Activation induces dephosphorylation of cofilin and its translocation to plasma membranes in neutrophil-like differentiated HL-60 cells.

We suggested that a cytosolic 21-kDa phosphoprotein played an important role in opsonized zymosan-trigered activation of superoxide-generating enzyme in neutrophil-like HL-60 cells through dephosphorylation (Suzuki, K., Yamaguchi, T., Oshizawa, T., Yamamoto, Y., Nishimaki-Mogami, T., Hayakawa, T., and Takahashi, A (1995) Biochim. Biophys. Acta 1266, 261-267). In the present study, we characterized the phosphoprotein and studied changes in it localization upon activation of phagocytes. The 21-kDa phosphoprotein was rapidly dephosphorylated upon activation not only wit opsonized zymosan but also with formyl-Met-Leu-Phe and arachidonic acid.
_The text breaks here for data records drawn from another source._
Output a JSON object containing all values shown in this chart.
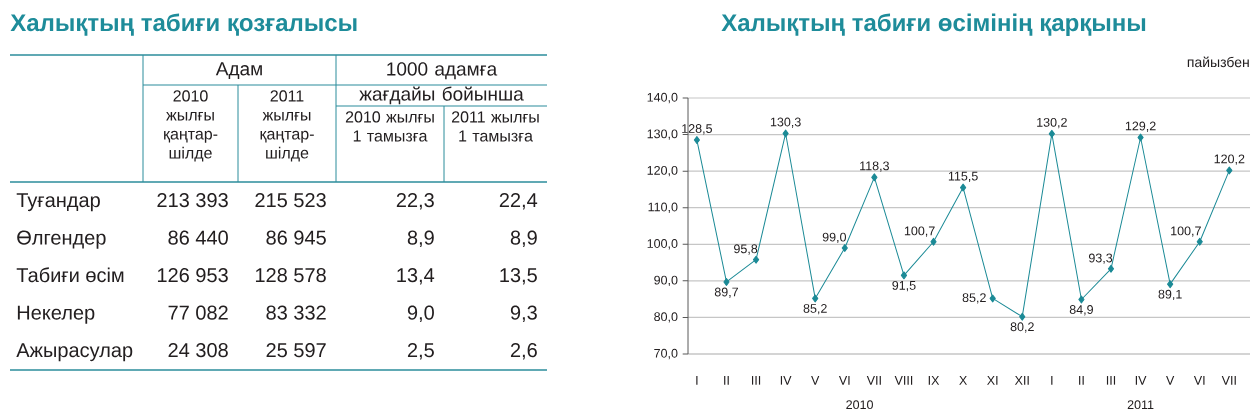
{
  "chart_data": [
    {
      "type": "other",
      "title": "Халықтың табиғи қозғалысы",
      "annotations": [
        "Адам",
        "1000 адамға жағдайы бойынша"
      ],
      "categories": [
        "2010 жылғы қаңтар-шілде",
        "2011 жылғы қаңтар-шілде",
        "2010 жылғы 1 тамызға",
        "2011 жылғы 1 тамызға"
      ],
      "y_categories": [
        "Туғандар",
        "Өлгендер",
        "Табиғи өсім",
        "Некелер",
        "Ажырасулар"
      ],
      "cell_labels": [
        [
          "213 393",
          "215 523",
          "22,3",
          "22,4"
        ],
        [
          "86 440",
          "86 945",
          "8,9",
          "8,9"
        ],
        [
          "126 953",
          "128 578",
          "13,4",
          "13,5"
        ],
        [
          "77 082",
          "83 332",
          "9,0",
          "9,3"
        ],
        [
          "24 308",
          "25 597",
          "2,5",
          "2,6"
        ]
      ]
    },
    {
      "type": "line",
      "title": "Халықтың табиғи өсімінің қарқыны",
      "ylabel": "пайызбен",
      "categories": [
        "I",
        "II",
        "III",
        "IV",
        "V",
        "VI",
        "VII",
        "VIII",
        "IX",
        "X",
        "XI",
        "XII",
        "I",
        "II",
        "III",
        "IV",
        "V",
        "VI",
        "VII"
      ],
      "values": [
        128.5,
        89.7,
        95.8,
        130.3,
        85.2,
        99.0,
        118.3,
        91.5,
        100.7,
        115.5,
        85.2,
        80.2,
        130.2,
        84.9,
        93.3,
        129.2,
        89.1,
        100.7,
        120.2
      ],
      "value_labels": [
        "128,5",
        "89,7",
        "95,8",
        "130,3",
        "85,2",
        "99,0",
        "118,3",
        "91,5",
        "100,7",
        "115,5",
        "85,2",
        "80,2",
        "130,2",
        "84,9",
        "93,3",
        "129,2",
        "89,1",
        "100,7",
        "120,2"
      ],
      "color": "#1b8a96",
      "marker": "diamond",
      "grid": "y",
      "ylim": [
        70,
        140
      ],
      "yticks": [
        {
          "value": 70,
          "label": "70,0"
        },
        {
          "value": 80,
          "label": "80,0"
        },
        {
          "value": 90,
          "label": "90,0"
        },
        {
          "value": 100,
          "label": "100,0"
        },
        {
          "value": 110,
          "label": "110,0"
        },
        {
          "value": 120,
          "label": "120,0"
        },
        {
          "value": 130,
          "label": "130,0"
        },
        {
          "value": 140,
          "label": "140,0"
        }
      ],
      "annotations": [
        "2010",
        "2011"
      ]
    }
  ]
}
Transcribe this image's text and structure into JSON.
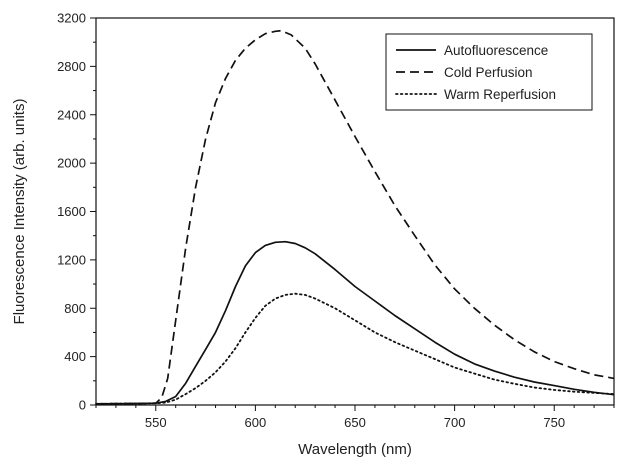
{
  "chart_data": {
    "type": "line",
    "title": "",
    "xlabel": "Wavelength (nm)",
    "ylabel": "Fluorescence Intensity (arb. units)",
    "xlim": [
      520,
      780
    ],
    "ylim": [
      0,
      3200
    ],
    "xticks": [
      550,
      600,
      650,
      700,
      750
    ],
    "yticks": [
      0,
      400,
      800,
      1200,
      1600,
      2000,
      2400,
      2800,
      3200
    ],
    "grid": false,
    "legend_position": "top-right",
    "series": [
      {
        "name": "Autofluorescence",
        "style": "solid",
        "color": "#111111",
        "x": [
          520,
          540,
          550,
          555,
          560,
          565,
          570,
          575,
          580,
          585,
          590,
          595,
          600,
          605,
          610,
          615,
          620,
          625,
          630,
          640,
          650,
          660,
          670,
          680,
          690,
          700,
          710,
          720,
          730,
          740,
          750,
          760,
          770,
          780
        ],
        "y": [
          10,
          12,
          15,
          30,
          70,
          180,
          320,
          460,
          600,
          780,
          980,
          1150,
          1260,
          1320,
          1345,
          1350,
          1335,
          1300,
          1250,
          1120,
          980,
          860,
          740,
          630,
          520,
          420,
          340,
          280,
          230,
          190,
          160,
          130,
          105,
          85
        ]
      },
      {
        "name": "Cold Perfusion",
        "style": "dashed",
        "color": "#111111",
        "x": [
          520,
          540,
          550,
          553,
          556,
          560,
          565,
          570,
          575,
          580,
          585,
          590,
          595,
          600,
          605,
          610,
          613,
          618,
          625,
          630,
          640,
          650,
          660,
          670,
          680,
          690,
          700,
          710,
          720,
          730,
          740,
          750,
          760,
          770,
          780
        ],
        "y": [
          10,
          12,
          15,
          60,
          220,
          700,
          1300,
          1800,
          2200,
          2500,
          2700,
          2850,
          2950,
          3020,
          3070,
          3090,
          3095,
          3060,
          2950,
          2820,
          2520,
          2220,
          1930,
          1650,
          1400,
          1160,
          960,
          800,
          660,
          540,
          440,
          360,
          300,
          250,
          220
        ]
      },
      {
        "name": "Warm Reperfusion",
        "style": "dotted",
        "color": "#111111",
        "x": [
          520,
          540,
          550,
          555,
          560,
          565,
          570,
          575,
          580,
          585,
          590,
          595,
          600,
          605,
          610,
          615,
          620,
          625,
          630,
          640,
          650,
          660,
          670,
          680,
          690,
          700,
          710,
          720,
          730,
          740,
          750,
          760,
          770,
          780
        ],
        "y": [
          10,
          12,
          15,
          20,
          45,
          90,
          140,
          200,
          270,
          360,
          470,
          600,
          720,
          820,
          880,
          910,
          920,
          910,
          880,
          800,
          700,
          600,
          520,
          450,
          380,
          310,
          260,
          210,
          175,
          145,
          125,
          110,
          100,
          90
        ]
      }
    ]
  }
}
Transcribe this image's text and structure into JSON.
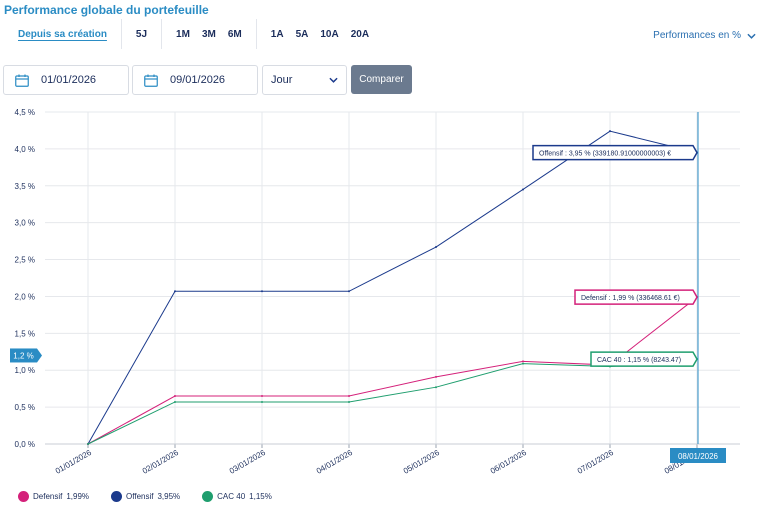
{
  "header": {
    "title": "Performance globale du portefeuille"
  },
  "periods": {
    "groups": [
      [
        "Depuis sa création"
      ],
      [
        "5J"
      ],
      [
        "1M",
        "3M",
        "6M"
      ],
      [
        "1A",
        "5A",
        "10A",
        "20A"
      ]
    ],
    "active": "Depuis sa création"
  },
  "perf_toggle": {
    "label": "Performances en %"
  },
  "controls": {
    "start_date": "01/01/2026",
    "end_date": "09/01/2026",
    "granularity": "Jour",
    "compare_label": "Comparer"
  },
  "colors": {
    "defensif": "#d4217a",
    "offensif": "#1b3a8c",
    "cac40": "#1f9e6e",
    "accent": "#2a8cc4",
    "button": "#6b7a8f"
  },
  "chart_data": {
    "type": "line",
    "x": [
      "01/01/2026",
      "02/01/2026",
      "03/01/2026",
      "04/01/2026",
      "05/01/2026",
      "06/01/2026",
      "07/01/2026",
      "08/01/2026"
    ],
    "y_ticks": [
      "0,0 %",
      "0,5 %",
      "1,0 %",
      "1,5 %",
      "2,0 %",
      "2,5 %",
      "3,0 %",
      "3,5 %",
      "4,0 %",
      "4,5 %"
    ],
    "ylim": [
      0,
      4.5
    ],
    "grid": true,
    "series": [
      {
        "name": "Offensif",
        "key": "offensif",
        "values": [
          0,
          2.07,
          2.07,
          2.07,
          2.67,
          3.45,
          4.24,
          3.95
        ]
      },
      {
        "name": "Defensif",
        "key": "defensif",
        "values": [
          0,
          0.65,
          0.65,
          0.65,
          0.91,
          1.12,
          1.07,
          1.99
        ]
      },
      {
        "name": "CAC 40",
        "key": "cac40",
        "values": [
          0,
          0.57,
          0.57,
          0.57,
          0.77,
          1.09,
          1.05,
          1.15
        ]
      }
    ],
    "crosshair": {
      "x_label": "08/01/2026",
      "y_label": "1,2 %",
      "y_value": 1.2
    },
    "tooltips": [
      {
        "key": "offensif",
        "text": "Offensif : 3,95 % (339180.91000000003) €"
      },
      {
        "key": "defensif",
        "text": "Defensif : 1,99 % (336468.61 €)"
      },
      {
        "key": "cac40",
        "text": "CAC 40 : 1,15 % (8243.47)"
      }
    ],
    "legend": [
      {
        "key": "defensif",
        "label": "Defensif",
        "value": "1,99%"
      },
      {
        "key": "offensif",
        "label": "Offensif",
        "value": "3,95%"
      },
      {
        "key": "cac40",
        "label": "CAC 40",
        "value": "1,15%"
      }
    ]
  }
}
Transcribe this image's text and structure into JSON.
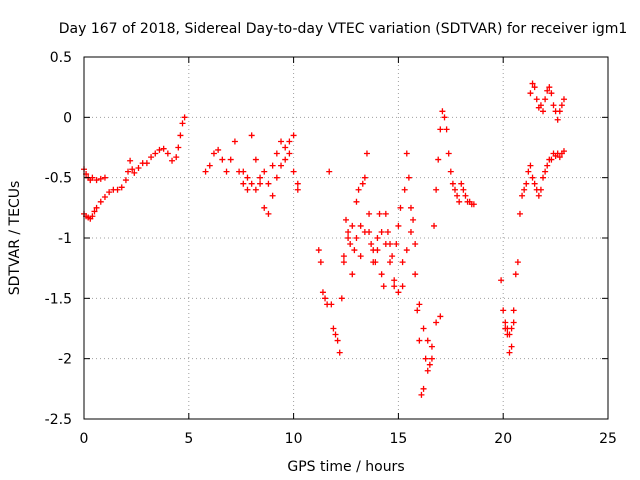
{
  "chart_data": {
    "type": "scatter",
    "title": "Day 167 of 2018, Sidereal Day-to-day VTEC variation (SDTVAR) for receiver igm1",
    "xlabel": "GPS time / hours",
    "ylabel": "SDTVAR / TECUs",
    "xlim": [
      0,
      25
    ],
    "ylim": [
      -2.5,
      0.5
    ],
    "xticks": [
      0,
      5,
      10,
      15,
      20,
      25
    ],
    "yticks": [
      -2.5,
      -2,
      -1.5,
      -1,
      -0.5,
      0,
      0.5
    ],
    "xtick_labels": [
      "0",
      "5",
      "10",
      "15",
      "20",
      "25"
    ],
    "ytick_labels": [
      "-2.5",
      "-2",
      "-1.5",
      "-1",
      "-0.5",
      "0",
      "0.5"
    ],
    "grid": true,
    "marker": "+",
    "color": "#ff0000",
    "series": [
      {
        "name": "seg1-upper",
        "x": [
          0.0,
          0.1,
          0.2,
          0.3,
          0.4,
          0.6,
          0.8,
          1.0
        ],
        "y": [
          -0.43,
          -0.47,
          -0.5,
          -0.52,
          -0.5,
          -0.52,
          -0.51,
          -0.5
        ]
      },
      {
        "name": "seg1-lower",
        "x": [
          0.0,
          0.1,
          0.2,
          0.3,
          0.4,
          0.5,
          0.6,
          0.8,
          1.0,
          1.2,
          1.4,
          1.6,
          1.8,
          2.0,
          2.1,
          2.2,
          2.3,
          2.4,
          2.6,
          2.8,
          3.0,
          3.2,
          3.4,
          3.6,
          3.8,
          4.0,
          4.2,
          4.4,
          4.5,
          4.6,
          4.7,
          4.8
        ],
        "y": [
          -0.8,
          -0.82,
          -0.83,
          -0.84,
          -0.82,
          -0.78,
          -0.75,
          -0.7,
          -0.66,
          -0.62,
          -0.6,
          -0.6,
          -0.58,
          -0.52,
          -0.45,
          -0.36,
          -0.43,
          -0.46,
          -0.42,
          -0.38,
          -0.38,
          -0.33,
          -0.3,
          -0.27,
          -0.26,
          -0.3,
          -0.36,
          -0.33,
          -0.25,
          -0.15,
          -0.05,
          0.0
        ]
      },
      {
        "name": "seg2",
        "x": [
          5.8,
          6.0,
          6.2,
          6.4,
          6.6,
          6.8,
          7.0,
          7.2,
          7.4,
          7.6,
          7.8,
          8.0,
          8.2,
          8.4,
          8.6,
          8.8,
          9.0,
          9.2,
          9.4,
          9.6,
          9.8,
          10.0,
          10.2
        ],
        "y": [
          -0.45,
          -0.4,
          -0.3,
          -0.27,
          -0.35,
          -0.45,
          -0.35,
          -0.2,
          -0.45,
          -0.55,
          -0.6,
          -0.15,
          -0.35,
          -0.55,
          -0.75,
          -0.8,
          -0.65,
          -0.3,
          -0.2,
          -0.25,
          -0.2,
          -0.15,
          -0.55
        ]
      },
      {
        "name": "seg2b",
        "x": [
          7.6,
          7.8,
          8.0,
          8.2,
          8.4,
          8.6,
          8.8,
          9.0,
          9.2,
          9.4,
          9.6,
          9.8,
          10.0,
          10.2
        ],
        "y": [
          -0.45,
          -0.5,
          -0.55,
          -0.6,
          -0.5,
          -0.45,
          -0.55,
          -0.4,
          -0.5,
          -0.4,
          -0.35,
          -0.3,
          -0.45,
          -0.6
        ]
      },
      {
        "name": "seg3",
        "x": [
          11.2,
          11.3,
          11.4,
          11.5,
          11.6,
          11.7,
          11.8,
          11.9,
          12.0,
          12.1,
          12.2,
          12.3,
          12.4,
          12.5,
          12.6,
          12.7,
          12.8,
          12.9,
          13.0,
          13.1,
          13.2,
          13.3,
          13.4,
          13.5,
          13.6,
          13.7,
          13.8,
          13.9,
          14.0,
          14.1,
          14.2,
          14.3,
          14.4,
          14.5,
          14.6,
          14.7,
          14.8,
          14.9,
          15.0,
          15.1,
          15.2,
          15.3,
          15.4,
          15.5,
          15.6,
          15.7,
          15.8,
          15.9,
          16.0,
          16.1,
          16.2,
          16.3,
          16.4,
          16.5,
          16.6,
          16.7,
          16.8,
          16.9,
          17.0,
          17.1,
          17.2,
          17.3,
          17.4,
          17.5,
          17.6,
          17.7,
          17.8,
          17.9,
          18.0,
          18.1,
          18.2,
          18.3,
          18.4,
          18.5,
          18.6
        ],
        "y": [
          -1.1,
          -1.2,
          -1.45,
          -1.5,
          -1.55,
          -0.45,
          -1.55,
          -1.75,
          -1.8,
          -1.85,
          -1.95,
          -1.5,
          -1.15,
          -0.85,
          -0.95,
          -1.05,
          -1.3,
          -1.1,
          -0.7,
          -0.6,
          -0.9,
          -0.55,
          -0.5,
          -0.3,
          -0.95,
          -1.05,
          -1.1,
          -1.2,
          -1.0,
          -0.8,
          -1.3,
          -1.4,
          -0.8,
          -0.95,
          -1.05,
          -1.15,
          -1.4,
          -1.05,
          -0.9,
          -0.75,
          -1.2,
          -0.6,
          -0.3,
          -0.5,
          -0.75,
          -0.85,
          -1.3,
          -1.6,
          -1.85,
          -2.3,
          -2.25,
          -2.0,
          -1.85,
          -2.05,
          -1.9,
          -0.9,
          -0.6,
          -0.35,
          -0.1,
          0.05,
          0.0,
          -0.1,
          -0.3,
          -0.45,
          -0.55,
          -0.6,
          -0.65,
          -0.7,
          -0.55,
          -0.6,
          -0.65,
          -0.7,
          -0.7,
          -0.72,
          -0.72
        ]
      },
      {
        "name": "seg3b",
        "x": [
          12.4,
          12.6,
          12.8,
          13.0,
          13.2,
          13.4,
          13.6,
          13.8,
          14.0,
          14.2,
          14.4,
          14.6,
          14.8,
          15.0,
          15.2,
          15.4,
          15.6,
          15.8,
          16.0,
          16.2,
          16.4,
          16.6,
          16.8,
          17.0
        ],
        "y": [
          -1.2,
          -1.0,
          -0.9,
          -1.0,
          -1.15,
          -0.95,
          -0.8,
          -1.2,
          -1.1,
          -0.95,
          -1.05,
          -1.2,
          -1.35,
          -1.45,
          -1.4,
          -1.1,
          -0.95,
          -1.05,
          -1.55,
          -1.75,
          -2.1,
          -2.0,
          -1.7,
          -1.65
        ]
      },
      {
        "name": "seg4",
        "x": [
          19.9,
          20.0,
          20.1,
          20.2,
          20.3,
          20.4,
          20.5,
          20.6,
          20.7,
          20.8,
          20.9,
          21.0,
          21.1,
          21.2,
          21.3,
          21.4,
          21.5,
          21.6,
          21.7,
          21.8,
          21.9,
          22.0,
          22.1,
          22.2,
          22.3,
          22.4,
          22.5,
          22.6,
          22.7,
          22.8,
          22.9
        ],
        "y": [
          -1.35,
          -1.6,
          -1.75,
          -1.8,
          -1.95,
          -1.9,
          -1.6,
          -1.3,
          -1.2,
          -0.8,
          -0.65,
          -0.6,
          -0.55,
          -0.45,
          -0.4,
          -0.5,
          -0.55,
          -0.6,
          -0.65,
          -0.6,
          -0.5,
          -0.45,
          -0.4,
          -0.35,
          -0.35,
          -0.3,
          -0.32,
          -0.3,
          -0.33,
          -0.3,
          -0.28
        ]
      },
      {
        "name": "seg4b",
        "x": [
          21.3,
          21.4,
          21.5,
          21.6,
          21.7,
          21.8,
          21.9,
          22.0,
          22.1,
          22.2,
          22.3,
          22.4,
          22.5,
          22.6,
          22.7,
          22.8,
          22.9
        ],
        "y": [
          0.2,
          0.28,
          0.25,
          0.15,
          0.08,
          0.1,
          0.05,
          0.15,
          0.22,
          0.25,
          0.2,
          0.1,
          0.05,
          -0.02,
          0.05,
          0.1,
          0.15
        ]
      },
      {
        "name": "seg4c",
        "x": [
          20.1,
          20.2,
          20.3,
          20.4,
          20.5
        ],
        "y": [
          -1.7,
          -1.75,
          -1.8,
          -1.75,
          -1.7
        ]
      }
    ]
  }
}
The peptide fragments derived from the 21-kDa phosphoprotein were found to have the same amino acid sequences as those of cofilin, an actin-binding protein. The phosphoprotein reacted exclusively with anti-cofilin antibody on two dimensional immunoblots. Accordingly, together with its apparent molecular weight, isoelectric point, and detection of phosphoserine as a phosphoamino acid, we concluded that the 21-kDa phosphoprotein was a phosphorylated form of cofilin. The amount of cofilin in membranous fractions was increased upon activation. Furthermore, confocal laser scanning microscopy showed that cofilin existed diffusely in the cytosol and nuclear region of the resting cells, while in the activated cells, it was accumulated at the plasma membrane area, forming ruffles or endocytic vesicles on which O2.- should be produced. These results suggested that in resting cells cofilin exists as a soluble phosphoprotein in the cytosol and nuclei, while upon stimulation a large portion of cofilin is dephosphorylated and translocated to the plasma membrane regions.